Synchron is making tangible progress. In August 2020, the company was granted an investigational device exemption from the FDA, allowing it to become the first company to conduct clinical trials of a permanently implanted BCI. To reach this point took five years and a “huge amount of work,” says Oxley. A trial in Australia followed four patients who had been implanted with the device for 12 months and suggested that such prolonged use of the device was safe.
The company is now engaged in the safety and feasibility part of its testing—finding out if the procedure can be performed on multiple patients without serious side effects. The trials also aim to determine how scalable the implant is—whether it could be implanted into everybody’s brain. Synchron plans to implant the device into 15 patients before the end of 2022.
The next phase will be a pivotal trial, in which Synchron will have to show that the technology significantly improves aspects of its users’ lives. This will involve consulting the patients themselves to find out what they hope to gain or regain with the implant. Providing the trial goes to plan, the company will then apply for FDA approval and make a case for the device to be made available under Medicare, the government-provided health insurance program. Going through Medicare is a key step toward making the device as accessible to as many people as possible, Oxley says. He’s vague about the price of the implant, saying it will cost “in the order of magnitude of the cost of a car” (though he declined to say what kind of car).
But with the technology increasingly entering the commercial space comes a raft of ethical, legal, and social risks. The device’s key ingredient is neural data, which also happens to be a highly sensitive bounty.
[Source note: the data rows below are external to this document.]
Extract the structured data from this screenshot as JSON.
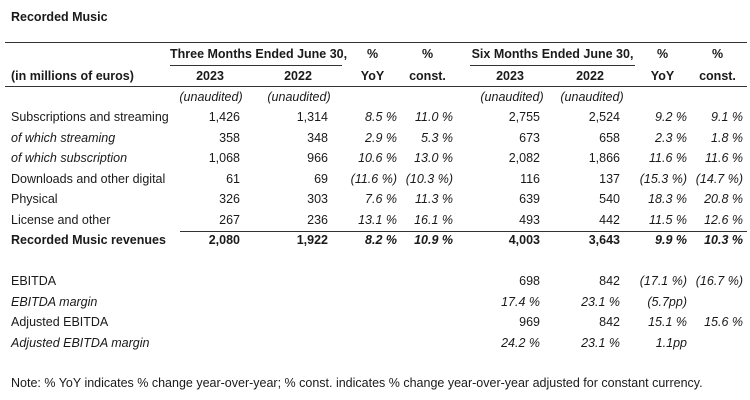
{
  "title": "Recorded Music",
  "header": {
    "units_label": "(in millions of euros)",
    "three_months": "Three Months Ended June 30,",
    "six_months": "Six Months Ended June 30,",
    "pct": "%",
    "yoy": "YoY",
    "const": "const.",
    "year_2023": "2023",
    "year_2022": "2022",
    "unaudited": "(unaudited)"
  },
  "rows": [
    {
      "label": "Subscriptions and streaming",
      "style": "normal",
      "q23": "1,426",
      "q22": "1,314",
      "qyoy": "8.5 %",
      "qconst": "11.0 %",
      "h23": "2,755",
      "h22": "2,524",
      "hyoy": "9.2 %",
      "hconst": "9.1 %"
    },
    {
      "label": "of which streaming",
      "style": "italic",
      "q23": "358",
      "q22": "348",
      "qyoy": "2.9 %",
      "qconst": "5.3 %",
      "h23": "673",
      "h22": "658",
      "hyoy": "2.3 %",
      "hconst": "1.8 %"
    },
    {
      "label": "of which subscription",
      "style": "italic",
      "q23": "1,068",
      "q22": "966",
      "qyoy": "10.6 %",
      "qconst": "13.0 %",
      "h23": "2,082",
      "h22": "1,866",
      "hyoy": "11.6 %",
      "hconst": "11.6 %"
    },
    {
      "label": "Downloads and other digital",
      "style": "normal",
      "q23": "61",
      "q22": "69",
      "qyoy": "(11.6 %)",
      "qconst": "(10.3 %)",
      "h23": "116",
      "h22": "137",
      "hyoy": "(15.3 %)",
      "hconst": "(14.7 %)"
    },
    {
      "label": "Physical",
      "style": "normal",
      "q23": "326",
      "q22": "303",
      "qyoy": "7.6 %",
      "qconst": "11.3 %",
      "h23": "639",
      "h22": "540",
      "hyoy": "18.3 %",
      "hconst": "20.8 %"
    },
    {
      "label": "License and other",
      "style": "normal",
      "q23": "267",
      "q22": "236",
      "qyoy": "13.1 %",
      "qconst": "16.1 %",
      "h23": "493",
      "h22": "442",
      "hyoy": "11.5 %",
      "hconst": "12.6 %"
    },
    {
      "label": "Recorded Music revenues",
      "style": "bold",
      "q23": "2,080",
      "q22": "1,922",
      "qyoy": "8.2 %",
      "qconst": "10.9 %",
      "h23": "4,003",
      "h22": "3,643",
      "hyoy": "9.9 %",
      "hconst": "10.3 %"
    }
  ],
  "ebitda_rows": [
    {
      "label": "EBITDA",
      "style": "normal",
      "h23": "698",
      "h22": "842",
      "hyoy": "(17.1 %)",
      "hconst": "(16.7 %)"
    },
    {
      "label": "EBITDA margin",
      "style": "italic",
      "h23": "17.4 %",
      "h22": "23.1 %",
      "hyoy": "(5.7pp)",
      "hconst": ""
    },
    {
      "label": "Adjusted EBITDA",
      "style": "normal",
      "h23": "969",
      "h22": "842",
      "hyoy": "15.1 %",
      "hconst": "15.6 %"
    },
    {
      "label": "Adjusted EBITDA margin",
      "style": "italic",
      "h23": "24.2 %",
      "h22": "23.1 %",
      "hyoy": "1.1pp",
      "hconst": ""
    }
  ],
  "note": "Note: % YoY indicates % change year-over-year; % const. indicates % change year-over-year adjusted for constant currency."
}
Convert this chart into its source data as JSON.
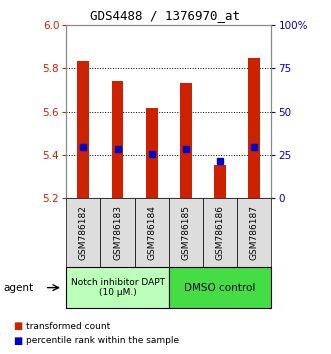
{
  "title": "GDS4488 / 1376970_at",
  "samples": [
    "GSM786182",
    "GSM786183",
    "GSM786184",
    "GSM786185",
    "GSM786186",
    "GSM786187"
  ],
  "bar_bottoms": [
    5.2,
    5.2,
    5.2,
    5.2,
    5.2,
    5.2
  ],
  "bar_tops": [
    5.835,
    5.74,
    5.615,
    5.73,
    5.355,
    5.845
  ],
  "percentile_values": [
    5.435,
    5.425,
    5.405,
    5.425,
    5.37,
    5.435
  ],
  "ylim_left": [
    5.2,
    6.0
  ],
  "ylim_right": [
    0,
    100
  ],
  "yticks_left": [
    5.2,
    5.4,
    5.6,
    5.8,
    6.0
  ],
  "yticks_right": [
    0,
    25,
    50,
    75,
    100
  ],
  "ytick_labels_right": [
    "0",
    "25",
    "50",
    "75",
    "100%"
  ],
  "bar_color": "#cc2200",
  "percentile_color": "#0000cc",
  "group1_label": "Notch inhibitor DAPT\n(10 μM.)",
  "group2_label": "DMSO control",
  "group1_color": "#bbffbb",
  "group2_color": "#44dd44",
  "legend_bar_label": "transformed count",
  "legend_percentile_label": "percentile rank within the sample",
  "agent_label": "agent",
  "background_color": "#ffffff",
  "left_axis_color": "#cc2200",
  "right_axis_color": "#0000cc"
}
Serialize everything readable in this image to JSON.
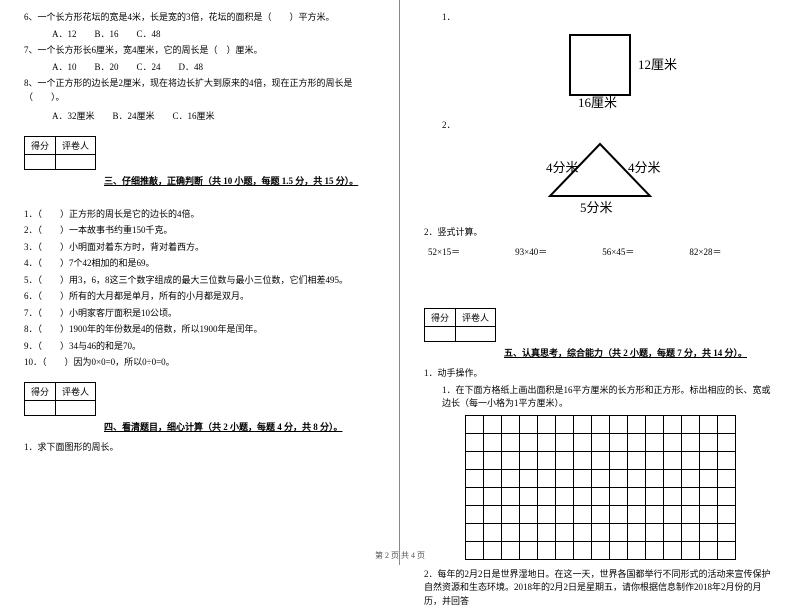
{
  "left": {
    "mc": [
      {
        "n": "6",
        "t": "一个长方形花坛的宽是4米，长是宽的3倍，花坛的面积是（　　）平方米。",
        "opts": "A．12　　B．16　　C．48"
      },
      {
        "n": "7",
        "t": "一个长方形长6厘米，宽4厘米，它的周长是（　）厘米。",
        "opts": "A．10　　B．20　　C．24　　D．48"
      },
      {
        "n": "8",
        "t": "一个正方形的边长是2厘米，现在将边长扩大到原来的4倍，现在正方形的周长是（　　）。",
        "opts": "A．32厘米　　B．24厘米　　C．16厘米"
      }
    ],
    "scoreLabels": {
      "a": "得分",
      "b": "评卷人"
    },
    "sec3": "三、仔细推敲，正确判断（共 10 小题，每题 1.5 分，共 15 分）。",
    "tf": [
      "（　　）正方形的周长是它的边长的4倍。",
      "（　　）一本故事书约重150千克。",
      "（　　）小明面对着东方时，背对着西方。",
      "（　　）7个42相加的和是69。",
      "（　　）用3，6，8这三个数字组成的最大三位数与最小三位数，它们相差495。",
      "（　　）所有的大月都是单月，所有的小月都是双月。",
      "（　　）小明家客厅面积是10公顷。",
      "（　　）1900年的年份数是4的倍数，所以1900年是闰年。",
      "（　　）34与46的和是70。",
      "（　　）因为0×0=0，所以0÷0=0。"
    ],
    "sec4": "四、看清题目，细心计算（共 2 小题，每题 4 分，共 8 分）。",
    "q4_1": "1．求下面图形的周长。"
  },
  "right": {
    "fig1": {
      "label": "1．",
      "side": "12厘米",
      "bottom": "16厘米",
      "stroke": "#000",
      "fill": "#fff",
      "w": 60,
      "h": 60
    },
    "fig2": {
      "label": "2．",
      "left": "4分米",
      "right": "4分米",
      "bottom": "5分米",
      "stroke": "#000"
    },
    "q2_2": "2．竖式计算。",
    "calc": [
      "52×15＝",
      "93×40＝",
      "56×45＝",
      "82×28＝"
    ],
    "scoreLabels": {
      "a": "得分",
      "b": "评卷人"
    },
    "sec5": "五、认真思考，综合能力（共 2 小题，每题 7 分，共 14 分）。",
    "q5_1": "1．动手操作。",
    "q5_1a": "1．在下面方格纸上画出面积是16平方厘米的长方形和正方形。标出相应的长、宽或边长（每一小格为1平方厘米）。",
    "grid": {
      "rows": 8,
      "cols": 15
    },
    "q5_2": "2．每年的2月2日是世界湿地日。在这一天，世界各国都举行不同形式的活动来宣传保护自然资源和生态环境。2018年的2月2日是星期五，请你根据信息制作2018年2月份的月历，并回答"
  },
  "footer": "第 2 页 共 4 页"
}
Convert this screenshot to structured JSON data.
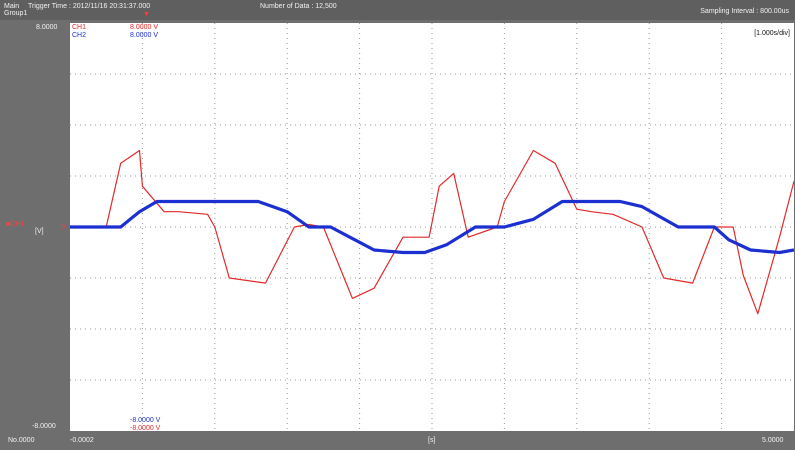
{
  "header": {
    "main_label": "Main",
    "group_label": "Group1",
    "trigger_time": "Trigger Time : 2012/11/16 20:31:37.000",
    "number_of_data": "Number of Data : 12,500",
    "sampling_interval": "Sampling Interval : 800.00us"
  },
  "plot": {
    "y_top_label": "8.0000",
    "y_bottom_label": "-8.0000",
    "x_left_label": "-0.0002",
    "x_right_label": "5.0000",
    "x_unit_label": "[s]",
    "x_index_label": "No.0000",
    "time_div_label": "[1.000s/div]",
    "ch1_top_value": "8.0000 V",
    "ch2_top_value": "8.0000 V",
    "ch2_bottom_value": "-8.0000 V",
    "ch1_bottom_value": "-8.0000 V",
    "ch1_name": "CH1",
    "ch2_name": "CH2",
    "ch1_left_label": "CH1",
    "left_unit_label": "[V]",
    "zero_marker": "0"
  },
  "colors": {
    "ch1": "#e22a2a",
    "ch2": "#1c2fd0",
    "grid_dots": "#9a9a9a",
    "plot_bg": "#ffffff",
    "frame_bg": "#6e6e6e"
  },
  "chart_data": {
    "type": "line",
    "x_range": [
      0,
      5
    ],
    "ylim": [
      -8,
      8
    ],
    "grid": true,
    "series": [
      {
        "name": "CH1",
        "x": [
          0.0,
          0.25,
          0.35,
          0.48,
          0.5,
          0.65,
          0.75,
          0.95,
          1.0,
          1.1,
          1.35,
          1.55,
          1.65,
          1.75,
          1.95,
          2.1,
          2.3,
          2.48,
          2.55,
          2.65,
          2.75,
          2.95,
          3.0,
          3.2,
          3.35,
          3.5,
          3.6,
          3.75,
          3.95,
          4.1,
          4.3,
          4.45,
          4.5,
          4.58,
          4.65,
          4.75,
          4.9,
          5.0
        ],
        "y": [
          0.0,
          0.0,
          2.5,
          3.0,
          1.6,
          0.6,
          0.6,
          0.5,
          0.0,
          -2.0,
          -2.2,
          0.0,
          0.1,
          0.0,
          -2.8,
          -2.4,
          -0.4,
          -0.4,
          1.6,
          2.1,
          -0.4,
          0.0,
          1.0,
          3.0,
          2.5,
          0.7,
          0.6,
          0.5,
          0.0,
          -2.0,
          -2.2,
          0.0,
          0.0,
          0.0,
          -1.9,
          -3.4,
          -0.4,
          1.8
        ]
      },
      {
        "name": "CH2",
        "x": [
          0.0,
          0.35,
          0.48,
          0.6,
          0.8,
          1.0,
          1.1,
          1.3,
          1.5,
          1.65,
          1.8,
          1.9,
          2.0,
          2.1,
          2.3,
          2.45,
          2.6,
          2.8,
          2.9,
          3.0,
          3.2,
          3.4,
          3.5,
          3.65,
          3.8,
          3.95,
          4.2,
          4.45,
          4.55,
          4.7,
          4.9,
          5.0
        ],
        "y": [
          0.0,
          0.0,
          0.6,
          1.0,
          1.0,
          1.0,
          1.0,
          1.0,
          0.6,
          0.0,
          0.0,
          -0.3,
          -0.6,
          -0.9,
          -1.0,
          -1.0,
          -0.7,
          0.0,
          0.0,
          0.0,
          0.3,
          1.0,
          1.0,
          1.0,
          1.0,
          0.8,
          0.0,
          0.0,
          -0.5,
          -0.9,
          -1.0,
          -0.9
        ]
      }
    ]
  }
}
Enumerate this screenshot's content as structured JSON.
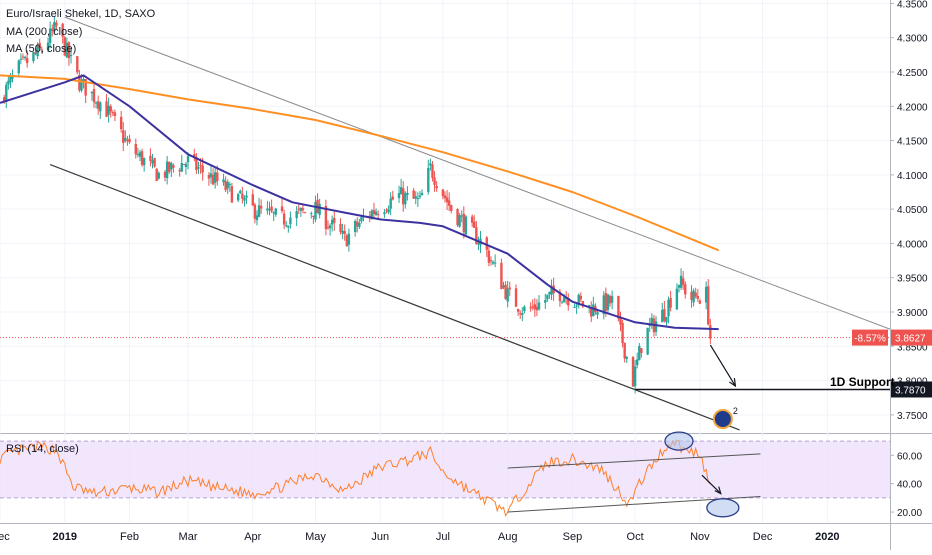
{
  "legend": {
    "title": "Euro/Israeli Shekel, 1D, SAXO",
    "ma200": "MA (200, close)",
    "ma50": "MA (50, close)"
  },
  "rsi_legend": "RSI (14, close)",
  "annotations": {
    "support_label": "1D Support",
    "support_value": "3.7870",
    "change_label": "-8.57%",
    "price_label": "3.8627",
    "badge_count": "2"
  },
  "colors": {
    "up": "#26a69a",
    "down": "#ef5350",
    "ma200": "#ff8f22",
    "ma50": "#3c32a0",
    "rsi": "#ff7f2a",
    "rsi_band": "#ecdcfb",
    "channel": "#555555",
    "price_label_bg": "#ef5350",
    "support_label_bg": "#131722"
  },
  "chart_data": [
    {
      "type": "candlestick",
      "title": "Euro/Israeli Shekel, 1D, SAXO",
      "y_axis_ticks": [
        "3.7500",
        "3.8000",
        "3.8500",
        "3.9000",
        "3.9500",
        "4.0000",
        "4.0500",
        "4.1000",
        "4.1500",
        "4.2000",
        "4.2500",
        "4.3000",
        "4.3500"
      ],
      "ylim": [
        3.725,
        4.355
      ],
      "x_axis_ticks": [
        "Dec",
        "2019",
        "Feb",
        "Mar",
        "Apr",
        "May",
        "Jun",
        "Jul",
        "Aug",
        "Sep",
        "Oct",
        "Nov",
        "Dec",
        "2020"
      ],
      "x_axis_tick_dates": [
        "2018-12-01",
        "2019-01-01",
        "2019-02-01",
        "2019-03-01",
        "2019-04-01",
        "2019-05-01",
        "2019-06-01",
        "2019-07-01",
        "2019-08-01",
        "2019-09-01",
        "2019-10-01",
        "2019-11-01",
        "2019-12-01",
        "2020-01-01"
      ],
      "xlim": [
        "2018-12-01",
        "2020-01-31"
      ],
      "close": {
        "dates": [
          "2018-12-01",
          "2018-12-10",
          "2018-12-20",
          "2018-12-28",
          "2019-01-08",
          "2019-01-20",
          "2019-02-01",
          "2019-02-15",
          "2019-03-01",
          "2019-03-15",
          "2019-04-01",
          "2019-04-15",
          "2019-05-01",
          "2019-05-15",
          "2019-05-25",
          "2019-06-10",
          "2019-06-20",
          "2019-06-25",
          "2019-07-05",
          "2019-07-20",
          "2019-08-01",
          "2019-08-10",
          "2019-08-25",
          "2019-09-10",
          "2019-09-20",
          "2019-09-30",
          "2019-10-05",
          "2019-10-15",
          "2019-10-22",
          "2019-10-28",
          "2019-11-04",
          "2019-11-06"
        ],
        "values": [
          4.21,
          4.255,
          4.28,
          4.315,
          4.235,
          4.2,
          4.14,
          4.1,
          4.12,
          4.09,
          4.05,
          4.035,
          4.05,
          4.005,
          4.04,
          4.07,
          4.06,
          4.11,
          4.05,
          4.0,
          3.925,
          3.9,
          3.93,
          3.905,
          3.915,
          3.8,
          3.865,
          3.9,
          3.945,
          3.92,
          3.925,
          3.8627
        ]
      },
      "series": [
        {
          "name": "MA (200, close)",
          "dates": [
            "2018-12-01",
            "2019-01-01",
            "2019-02-01",
            "2019-03-01",
            "2019-04-01",
            "2019-05-01",
            "2019-06-01",
            "2019-07-01",
            "2019-08-01",
            "2019-09-01",
            "2019-10-01",
            "2019-11-10"
          ],
          "values": [
            4.245,
            4.24,
            4.225,
            4.21,
            4.196,
            4.18,
            4.157,
            4.133,
            4.105,
            4.075,
            4.04,
            3.99
          ]
        },
        {
          "name": "MA (50, close)",
          "dates": [
            "2018-12-01",
            "2019-01-01",
            "2019-01-10",
            "2019-02-01",
            "2019-03-01",
            "2019-04-01",
            "2019-04-20",
            "2019-05-15",
            "2019-06-01",
            "2019-06-20",
            "2019-07-01",
            "2019-08-01",
            "2019-08-20",
            "2019-09-01",
            "2019-10-01",
            "2019-10-20",
            "2019-11-10"
          ],
          "values": [
            4.205,
            4.235,
            4.245,
            4.2,
            4.13,
            4.085,
            4.06,
            4.045,
            4.035,
            4.03,
            4.025,
            3.985,
            3.94,
            3.915,
            3.885,
            3.877,
            3.875
          ]
        }
      ],
      "trendlines": [
        {
          "name": "upper channel",
          "from": {
            "date": "2019-01-01",
            "value": 4.33
          },
          "to": {
            "date": "2020-01-31",
            "value": 3.875
          }
        },
        {
          "name": "lower channel",
          "from": {
            "date": "2018-12-25",
            "value": 4.115
          },
          "to": {
            "date": "2019-11-20",
            "value": 3.728
          }
        },
        {
          "name": "1D Support",
          "from": {
            "date": "2019-10-01",
            "value": 3.787
          },
          "to": {
            "date": "2020-01-31",
            "value": 3.787
          }
        }
      ],
      "horizontal_lines": [
        {
          "value": 3.8627,
          "style": "dotted"
        }
      ],
      "annotations": [
        "1D Support",
        "3.7870",
        "-8.57%",
        "3.8627"
      ],
      "grid": true
    },
    {
      "type": "line",
      "title": "RSI (14, close)",
      "y_axis_ticks": [
        "20.00",
        "40.00",
        "60.00"
      ],
      "ylim": [
        13,
        75
      ],
      "band": [
        30,
        70
      ],
      "x": [
        "2018-12-01",
        "2018-12-10",
        "2018-12-20",
        "2018-12-28",
        "2019-01-05",
        "2019-01-15",
        "2019-02-01",
        "2019-02-15",
        "2019-03-01",
        "2019-03-15",
        "2019-04-01",
        "2019-04-15",
        "2019-05-01",
        "2019-05-15",
        "2019-06-01",
        "2019-06-15",
        "2019-06-25",
        "2019-07-01",
        "2019-07-15",
        "2019-08-01",
        "2019-08-10",
        "2019-08-20",
        "2019-09-01",
        "2019-09-15",
        "2019-09-28",
        "2019-10-05",
        "2019-10-15",
        "2019-10-20",
        "2019-10-25",
        "2019-11-01",
        "2019-11-06"
      ],
      "values": [
        58,
        63,
        66,
        64,
        38,
        33,
        37,
        34,
        42,
        37,
        33,
        38,
        47,
        35,
        52,
        57,
        62,
        48,
        34,
        20,
        38,
        55,
        57,
        50,
        26,
        45,
        65,
        70,
        63,
        62,
        38
      ],
      "trendlines": [
        {
          "from": {
            "date": "2019-08-01",
            "value": 51
          },
          "to": {
            "date": "2019-11-30",
            "value": 61
          }
        },
        {
          "from": {
            "date": "2019-08-01",
            "value": 20
          },
          "to": {
            "date": "2019-11-30",
            "value": 31
          }
        }
      ],
      "grid": true
    }
  ]
}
Questions naturally arise: How long should that data be stored, what should it be used for outside of the device’s immediate application, who owns the data, and who gets to do what they want with it?
“If this is private corporations with commercial interests in the data, is there anything kind of risky if it’s monopolized in one set of hands?” says Jennifer Chandler, a professor of law at the University of Ottawa who studies the intersection of the brain sciences, law, and ethics. There are questions around what happens if the company runs out of money and goes under—do patients get to keep the device? And if they want to get it taken out, would the company pay for removal? But the various ethical landmines shouldn’t prohibit the technology moving ahead, Chandler says. “My take would be: Be aware of the kinds of risks, pitfalls, challenges and address them early on and prepare, while pursuing the benefits of this as well.”
The mounting competitiveness in the BCI space yields positive and negative effects, says Ian Buckhart, who was implanted with a BCI a few years after a spinal cord injury left him paralyzed from the chest down. Buckhart helps lead the BCI Pioneers Coalition, a collective of BCI users who share their experiences. The rush to market has meant things are getting done faster, and big names like Elon Musk have drawn attention to the field. On the flipside, “you want to make sure that things are being done the right way,” says Buckhart. “You have to have a little bit of good faith in these companies that they’re doing things for the right reasons.”
A big worry within the disabled community is that all the BCI hype will ultimately lead nowhere. Another question on Buckhart’s mind is how long the device can last safely in the body. Synchron’s device is permanently implanted, which Oxley says is crucial to making it commercially viable—but it’s also a factor that Buckhart thinks may put some patients off.
Oxley dreams of a million implants a year, which is how many stents and cardiac pacemakers are implanted annually. That goal is about 15 to 20 years away, he figures. And he appreciates the discourse surrounding the technology, even if it does irk him. “What I want the world to understand is that this technology is going to help people,” he says. “There seems to be a theme around the possible negative aspects of this technology or where it might go, but the reality is that people need this technology, and they need it now.”